Earlier this year, two new commercial-grade solar-powered LED streetlamps were installed along the pathway to help improve the safety of the pathway for students walking along it while it’s dark.

“It took a long time, and it took a lot of perseverance, (but) I’m very happy,” Shamoon said. “It makes me feel better that anyone, especially the children, walking back there will have light.”

The two-year-long project began in the winter of 2018, Shamoon explained, after she saw an unidentifiable suspicious man standing in the snow on the unlit pathway, smoking.

“I thought it was odd. He wasn’t making sure his kid went to school. He was not walking a dog. Why was he there?” she questioned, calling the police that morning at 6:45 a.m. to report it. “My mom instinct blew up. I knew that something must be done to light the path in the dark months.”

Following the 911 call, Shamoon spent the next couple of weeks trying to determine who owned the path. Learning that it belonged to the city, Shamoon connected with Troy Department of Public Works Director Kurt Bovensiep to request lighting be installed.

Shamoon researched and found clip-on lights, which Bovensiep purchased immediately. That set lasted until the next school year, Shamoon said. Soon after, the pair added more lights, placing approximately 10 lights along the pathway, but the lights didn’t remain there long.

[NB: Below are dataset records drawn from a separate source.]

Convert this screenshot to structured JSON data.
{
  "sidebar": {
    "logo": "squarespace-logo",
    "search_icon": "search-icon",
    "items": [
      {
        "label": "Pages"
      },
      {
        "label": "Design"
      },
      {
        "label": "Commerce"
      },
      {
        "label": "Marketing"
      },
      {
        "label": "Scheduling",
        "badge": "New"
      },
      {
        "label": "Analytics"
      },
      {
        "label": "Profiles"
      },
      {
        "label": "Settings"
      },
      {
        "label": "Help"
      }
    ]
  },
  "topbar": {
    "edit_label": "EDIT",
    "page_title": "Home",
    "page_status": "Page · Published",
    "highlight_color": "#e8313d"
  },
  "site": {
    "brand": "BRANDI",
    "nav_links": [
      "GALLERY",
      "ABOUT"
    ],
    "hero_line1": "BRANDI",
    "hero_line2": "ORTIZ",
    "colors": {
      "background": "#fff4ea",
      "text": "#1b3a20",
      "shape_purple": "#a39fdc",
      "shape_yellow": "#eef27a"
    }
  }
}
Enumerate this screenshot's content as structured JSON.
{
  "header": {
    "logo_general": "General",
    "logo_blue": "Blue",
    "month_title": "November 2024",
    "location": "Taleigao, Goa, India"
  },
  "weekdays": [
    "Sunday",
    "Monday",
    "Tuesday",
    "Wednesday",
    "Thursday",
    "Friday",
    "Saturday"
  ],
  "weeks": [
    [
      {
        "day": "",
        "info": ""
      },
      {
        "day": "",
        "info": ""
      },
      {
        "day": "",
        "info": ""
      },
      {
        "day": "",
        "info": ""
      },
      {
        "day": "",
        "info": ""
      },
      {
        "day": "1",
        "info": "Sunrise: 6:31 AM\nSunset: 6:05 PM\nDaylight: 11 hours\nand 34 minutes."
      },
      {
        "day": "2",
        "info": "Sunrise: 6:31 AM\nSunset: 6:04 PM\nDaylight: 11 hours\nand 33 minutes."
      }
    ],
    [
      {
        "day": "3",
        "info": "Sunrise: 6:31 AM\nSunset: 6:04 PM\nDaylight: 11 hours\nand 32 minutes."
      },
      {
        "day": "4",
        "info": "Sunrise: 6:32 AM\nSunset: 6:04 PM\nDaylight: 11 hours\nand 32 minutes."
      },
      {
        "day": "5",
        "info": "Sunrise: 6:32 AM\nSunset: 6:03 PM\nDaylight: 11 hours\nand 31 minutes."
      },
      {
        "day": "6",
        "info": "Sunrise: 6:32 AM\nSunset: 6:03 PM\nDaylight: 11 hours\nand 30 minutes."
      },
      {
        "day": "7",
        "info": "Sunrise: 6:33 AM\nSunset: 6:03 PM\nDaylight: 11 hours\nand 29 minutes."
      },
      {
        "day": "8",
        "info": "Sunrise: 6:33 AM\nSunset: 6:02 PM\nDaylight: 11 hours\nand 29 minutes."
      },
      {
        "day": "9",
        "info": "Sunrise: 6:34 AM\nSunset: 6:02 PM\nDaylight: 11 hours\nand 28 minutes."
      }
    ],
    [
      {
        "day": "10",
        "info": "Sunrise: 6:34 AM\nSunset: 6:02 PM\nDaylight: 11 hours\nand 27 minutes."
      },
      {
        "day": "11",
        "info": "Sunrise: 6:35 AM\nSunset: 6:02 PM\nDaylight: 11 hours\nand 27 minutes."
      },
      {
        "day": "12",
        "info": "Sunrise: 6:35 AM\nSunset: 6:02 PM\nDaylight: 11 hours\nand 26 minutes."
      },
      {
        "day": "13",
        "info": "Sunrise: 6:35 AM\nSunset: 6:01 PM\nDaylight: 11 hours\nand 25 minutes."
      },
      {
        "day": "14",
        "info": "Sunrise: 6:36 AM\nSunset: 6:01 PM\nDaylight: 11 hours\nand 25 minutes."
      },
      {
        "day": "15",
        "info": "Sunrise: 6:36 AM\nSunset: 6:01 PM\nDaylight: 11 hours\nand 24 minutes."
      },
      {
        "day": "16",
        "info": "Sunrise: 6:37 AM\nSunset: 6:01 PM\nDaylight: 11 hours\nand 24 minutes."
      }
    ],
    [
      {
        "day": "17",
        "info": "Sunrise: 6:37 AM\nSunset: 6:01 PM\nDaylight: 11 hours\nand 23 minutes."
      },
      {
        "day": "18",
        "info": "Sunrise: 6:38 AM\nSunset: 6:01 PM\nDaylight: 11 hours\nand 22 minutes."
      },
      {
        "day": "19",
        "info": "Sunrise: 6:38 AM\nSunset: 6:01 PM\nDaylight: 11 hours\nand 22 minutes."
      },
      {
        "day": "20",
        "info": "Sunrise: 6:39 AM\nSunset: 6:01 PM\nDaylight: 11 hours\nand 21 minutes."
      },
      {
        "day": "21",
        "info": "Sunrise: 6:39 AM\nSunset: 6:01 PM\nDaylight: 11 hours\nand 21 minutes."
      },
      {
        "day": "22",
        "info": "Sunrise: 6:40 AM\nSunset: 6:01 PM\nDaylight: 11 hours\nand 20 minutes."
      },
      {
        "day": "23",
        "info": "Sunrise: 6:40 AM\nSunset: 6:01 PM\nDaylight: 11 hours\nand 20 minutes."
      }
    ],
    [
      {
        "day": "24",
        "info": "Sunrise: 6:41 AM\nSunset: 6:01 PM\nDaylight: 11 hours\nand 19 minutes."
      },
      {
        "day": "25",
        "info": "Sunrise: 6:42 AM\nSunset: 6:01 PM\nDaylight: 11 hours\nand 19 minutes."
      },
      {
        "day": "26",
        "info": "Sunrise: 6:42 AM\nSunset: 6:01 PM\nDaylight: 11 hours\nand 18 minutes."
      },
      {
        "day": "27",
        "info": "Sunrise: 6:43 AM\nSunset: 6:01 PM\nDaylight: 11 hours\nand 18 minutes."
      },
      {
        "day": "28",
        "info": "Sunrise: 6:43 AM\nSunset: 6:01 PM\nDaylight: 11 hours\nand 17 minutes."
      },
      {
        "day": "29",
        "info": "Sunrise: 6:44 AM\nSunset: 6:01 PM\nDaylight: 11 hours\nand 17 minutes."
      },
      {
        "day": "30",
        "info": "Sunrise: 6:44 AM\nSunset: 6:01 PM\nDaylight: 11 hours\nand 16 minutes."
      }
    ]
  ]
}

In October 2019, someone took a baseball bat to all of the lights, rendering them unusable. “I was feeling very insecure about dropping my daughter there and letting her walk, so I began to drive her directly to Athens,” Shamoon said.

After the lights were vandalized, Bovensiep said he realized the city would need to invest in lights higher off the ground. Shamoon said the suspicious man was seen on the unlit pathway after the initial 911 call, but she wasn’t sure what happened to the man after that.

Bovensiep was glad Shamoon decided to reach out and create an urgency around the situation.

“The city, we like to be proactive in making sure that our residents feel comfortable, but I’m glad that she felt comfortable enough to reach out to us and make this suggestion and really bring the concern to light, no pun intended,” he laughed. “I think the new lights definitely offer a sense of security and provide students a safe path to get to the high school. In general, the community is really going to benefit from increased safety.”

While the effects of the lighting may not be fully illuminated yet, Shamoon agrees that students and anyone who uses the path will be safer on it. That’s why she started the whole project, she said.

“I did all of this to protect our children. I couldn’t imagine having my child or her friends taken or trafficked,” she said. “If I could, I would dedicate these two new unbreakable solar lights to the memory of Danielle Stislicki, because her story began on my daughter’s 12th birthday and has been stuck in my head since.”

Danielle Stislicki was a 28-year-old Farmington Hills woman who was last seen leaving her job at the Southfield MetLife office Dec. 2, 2016. Former MetLife security guard Floyd Galloway Jr. was arrested on first-degree murder charges two years later in connection with Stislicki’s disappearance. In June 2020, Galloway’s case was delayed for the third time.